A motive in the attack is unclear, but the FBI is investigating a disturbing blog that may yield clues. The SITE Intelligence Group said Abdulazeez posted three days before the shooting that “life is short and bitter” and the Muslims should not let “the opportunity to submit to Allah … pass you by.” The blog has not been confirmed by NBC News.

The tenor of them, if they can be authenticated, should be enough for most to get past the workplace-violence explanation and into the realm of jihad. There are only two posts on the blog itself, both of them posted on Monday of this week. It appears to be the penultimate act in a life unraveled over a short period of time:

Chattanooga gunman Muhammad Youssef Abdulazeez went from being arrested for DUI with ‘white residue’ around his face to blogging about submitting to Allah in the months before he launched his deadly gun attack, it has been revealed.

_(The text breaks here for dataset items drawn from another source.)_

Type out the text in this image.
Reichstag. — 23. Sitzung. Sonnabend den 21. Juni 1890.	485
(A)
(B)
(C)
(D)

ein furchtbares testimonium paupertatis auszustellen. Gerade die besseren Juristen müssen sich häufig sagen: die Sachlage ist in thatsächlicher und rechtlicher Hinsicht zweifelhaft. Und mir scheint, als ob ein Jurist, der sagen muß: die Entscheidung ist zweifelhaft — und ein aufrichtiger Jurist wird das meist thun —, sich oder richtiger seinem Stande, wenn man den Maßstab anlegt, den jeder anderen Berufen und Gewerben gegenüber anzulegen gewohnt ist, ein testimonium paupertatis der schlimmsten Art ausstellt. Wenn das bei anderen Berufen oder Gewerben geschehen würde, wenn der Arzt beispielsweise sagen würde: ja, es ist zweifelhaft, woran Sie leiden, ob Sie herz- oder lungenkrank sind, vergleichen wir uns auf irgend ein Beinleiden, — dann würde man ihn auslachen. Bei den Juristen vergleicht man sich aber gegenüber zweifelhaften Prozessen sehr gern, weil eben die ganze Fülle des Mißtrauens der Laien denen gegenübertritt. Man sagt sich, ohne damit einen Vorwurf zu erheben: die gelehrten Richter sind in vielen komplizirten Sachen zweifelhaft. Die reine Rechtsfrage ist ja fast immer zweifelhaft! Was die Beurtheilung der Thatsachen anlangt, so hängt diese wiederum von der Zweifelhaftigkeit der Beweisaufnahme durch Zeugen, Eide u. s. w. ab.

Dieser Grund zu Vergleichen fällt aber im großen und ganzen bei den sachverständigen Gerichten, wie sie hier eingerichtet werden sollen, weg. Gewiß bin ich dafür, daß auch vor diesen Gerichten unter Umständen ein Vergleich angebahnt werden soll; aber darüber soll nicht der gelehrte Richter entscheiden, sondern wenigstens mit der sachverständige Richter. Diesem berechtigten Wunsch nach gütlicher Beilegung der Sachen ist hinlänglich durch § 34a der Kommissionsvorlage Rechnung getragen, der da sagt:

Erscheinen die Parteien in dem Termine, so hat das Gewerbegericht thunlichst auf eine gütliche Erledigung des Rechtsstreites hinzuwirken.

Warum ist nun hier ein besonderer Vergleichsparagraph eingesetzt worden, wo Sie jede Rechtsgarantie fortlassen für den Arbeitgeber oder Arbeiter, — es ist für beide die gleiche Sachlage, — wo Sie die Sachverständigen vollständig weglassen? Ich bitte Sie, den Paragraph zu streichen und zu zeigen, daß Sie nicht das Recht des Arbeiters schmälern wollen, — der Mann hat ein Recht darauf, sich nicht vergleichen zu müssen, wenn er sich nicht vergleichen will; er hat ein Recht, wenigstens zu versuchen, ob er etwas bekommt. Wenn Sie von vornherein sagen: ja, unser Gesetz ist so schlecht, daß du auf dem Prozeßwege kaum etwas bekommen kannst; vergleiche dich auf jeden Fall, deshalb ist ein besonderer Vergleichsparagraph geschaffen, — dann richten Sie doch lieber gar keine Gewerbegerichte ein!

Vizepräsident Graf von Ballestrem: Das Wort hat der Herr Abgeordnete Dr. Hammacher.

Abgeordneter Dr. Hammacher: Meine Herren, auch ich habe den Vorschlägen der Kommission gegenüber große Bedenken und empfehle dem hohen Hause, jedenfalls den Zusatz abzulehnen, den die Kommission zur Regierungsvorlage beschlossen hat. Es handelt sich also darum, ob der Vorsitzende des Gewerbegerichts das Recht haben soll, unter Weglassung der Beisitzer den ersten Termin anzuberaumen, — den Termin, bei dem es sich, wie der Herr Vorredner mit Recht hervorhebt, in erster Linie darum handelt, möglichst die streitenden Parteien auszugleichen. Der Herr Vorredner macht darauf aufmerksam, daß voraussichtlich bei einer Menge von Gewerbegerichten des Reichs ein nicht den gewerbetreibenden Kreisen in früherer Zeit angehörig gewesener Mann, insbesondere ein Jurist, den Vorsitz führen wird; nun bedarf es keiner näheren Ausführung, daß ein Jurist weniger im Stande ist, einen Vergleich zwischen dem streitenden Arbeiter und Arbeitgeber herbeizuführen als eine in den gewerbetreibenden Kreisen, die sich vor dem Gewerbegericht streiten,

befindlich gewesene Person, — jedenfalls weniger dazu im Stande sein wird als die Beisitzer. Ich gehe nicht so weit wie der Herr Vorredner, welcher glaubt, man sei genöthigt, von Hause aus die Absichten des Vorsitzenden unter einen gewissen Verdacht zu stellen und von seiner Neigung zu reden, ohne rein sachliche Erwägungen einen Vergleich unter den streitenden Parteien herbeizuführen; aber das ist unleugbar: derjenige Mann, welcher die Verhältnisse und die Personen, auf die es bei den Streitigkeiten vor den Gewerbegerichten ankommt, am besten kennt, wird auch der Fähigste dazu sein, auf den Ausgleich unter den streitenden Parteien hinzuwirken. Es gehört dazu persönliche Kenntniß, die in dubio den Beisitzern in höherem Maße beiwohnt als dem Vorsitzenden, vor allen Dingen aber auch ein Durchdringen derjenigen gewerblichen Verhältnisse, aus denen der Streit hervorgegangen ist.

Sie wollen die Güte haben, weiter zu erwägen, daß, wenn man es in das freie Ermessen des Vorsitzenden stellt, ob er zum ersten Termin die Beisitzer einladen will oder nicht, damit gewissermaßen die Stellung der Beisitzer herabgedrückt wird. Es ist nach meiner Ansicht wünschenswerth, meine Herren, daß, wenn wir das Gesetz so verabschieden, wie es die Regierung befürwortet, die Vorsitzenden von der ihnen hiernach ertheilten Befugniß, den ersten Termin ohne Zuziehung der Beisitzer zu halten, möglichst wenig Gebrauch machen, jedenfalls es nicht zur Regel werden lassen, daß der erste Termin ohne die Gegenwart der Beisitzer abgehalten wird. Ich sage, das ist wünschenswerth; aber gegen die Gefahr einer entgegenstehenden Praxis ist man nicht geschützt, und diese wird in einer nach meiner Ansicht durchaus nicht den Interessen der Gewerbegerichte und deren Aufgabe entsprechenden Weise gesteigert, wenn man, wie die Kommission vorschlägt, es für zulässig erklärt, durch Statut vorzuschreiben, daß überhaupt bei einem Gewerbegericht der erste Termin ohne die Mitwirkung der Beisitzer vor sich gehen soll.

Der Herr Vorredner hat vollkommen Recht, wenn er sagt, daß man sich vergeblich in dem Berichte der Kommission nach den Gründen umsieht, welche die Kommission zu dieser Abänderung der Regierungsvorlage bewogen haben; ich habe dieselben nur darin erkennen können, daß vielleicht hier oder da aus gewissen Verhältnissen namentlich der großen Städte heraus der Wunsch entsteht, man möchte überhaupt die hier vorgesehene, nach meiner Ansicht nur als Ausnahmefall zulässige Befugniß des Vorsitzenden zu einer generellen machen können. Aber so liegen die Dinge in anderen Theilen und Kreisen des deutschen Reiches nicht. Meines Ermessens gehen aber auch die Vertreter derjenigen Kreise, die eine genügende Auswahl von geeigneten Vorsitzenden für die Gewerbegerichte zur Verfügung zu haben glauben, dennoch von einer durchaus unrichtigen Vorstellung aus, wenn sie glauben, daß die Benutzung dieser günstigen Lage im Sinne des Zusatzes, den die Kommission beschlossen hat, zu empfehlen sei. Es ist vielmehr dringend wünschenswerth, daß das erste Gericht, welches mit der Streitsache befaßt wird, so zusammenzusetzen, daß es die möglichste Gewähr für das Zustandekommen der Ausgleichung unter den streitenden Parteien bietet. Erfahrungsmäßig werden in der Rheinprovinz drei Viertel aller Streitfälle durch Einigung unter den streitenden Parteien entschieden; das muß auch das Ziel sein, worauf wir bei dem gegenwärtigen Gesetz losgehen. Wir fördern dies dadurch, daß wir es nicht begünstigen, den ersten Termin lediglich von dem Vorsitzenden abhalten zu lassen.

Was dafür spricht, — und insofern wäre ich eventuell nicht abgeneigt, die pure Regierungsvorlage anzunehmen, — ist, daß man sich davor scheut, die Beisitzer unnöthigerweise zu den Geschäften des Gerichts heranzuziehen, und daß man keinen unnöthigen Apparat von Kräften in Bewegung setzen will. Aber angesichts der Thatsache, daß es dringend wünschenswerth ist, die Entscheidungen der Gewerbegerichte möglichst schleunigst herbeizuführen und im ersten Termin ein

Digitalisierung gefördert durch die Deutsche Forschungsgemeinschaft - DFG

The Jordanian citizen, who grew up in the Middle East, has been described by classmates and former school coaches as an ‘All American’ student who came from a well-to-do family – but his behavior seemed to become more erratic after a reported trip back to the region in the last two years.

CNN had more on his pilgrimage back to Kuwait:

Abdulazeez also once trained as a fighter under coach Almir Dizdarevic. They also knew each other from mosques they attended, even after the training relationship ended. They would bump into each other and chat, or Dizdarevic would chat with his family.

He had heard that his former athlete moved out of the country to the Middle East a year or so ago.

“He went back home and he stayed overseas,” Dizdarevic said. “And I asked his dad about, you know, where’s Mohammad? I haven’t seen him in a while and he said ‘he moved back home.'”

The two saw each other occasionally when Abdulazeez visited. “I asked him ‘how is everything, what you doing?’ He said he is teaching kids, he is teaching wrestling,” Dizdarevic said.

Then Abdulazeez moved back to Tennessee.

Dizdarevic told CNN that he believes Abdulazeez had to have been radicalized outside of Chattanooga, but that still remains to be determined. Everyone interviewed by the media seems stunned to realize that the young man they knew had been radicalized at all — which should make everyone wonder just how well we can spot these cases in the future before they erupt.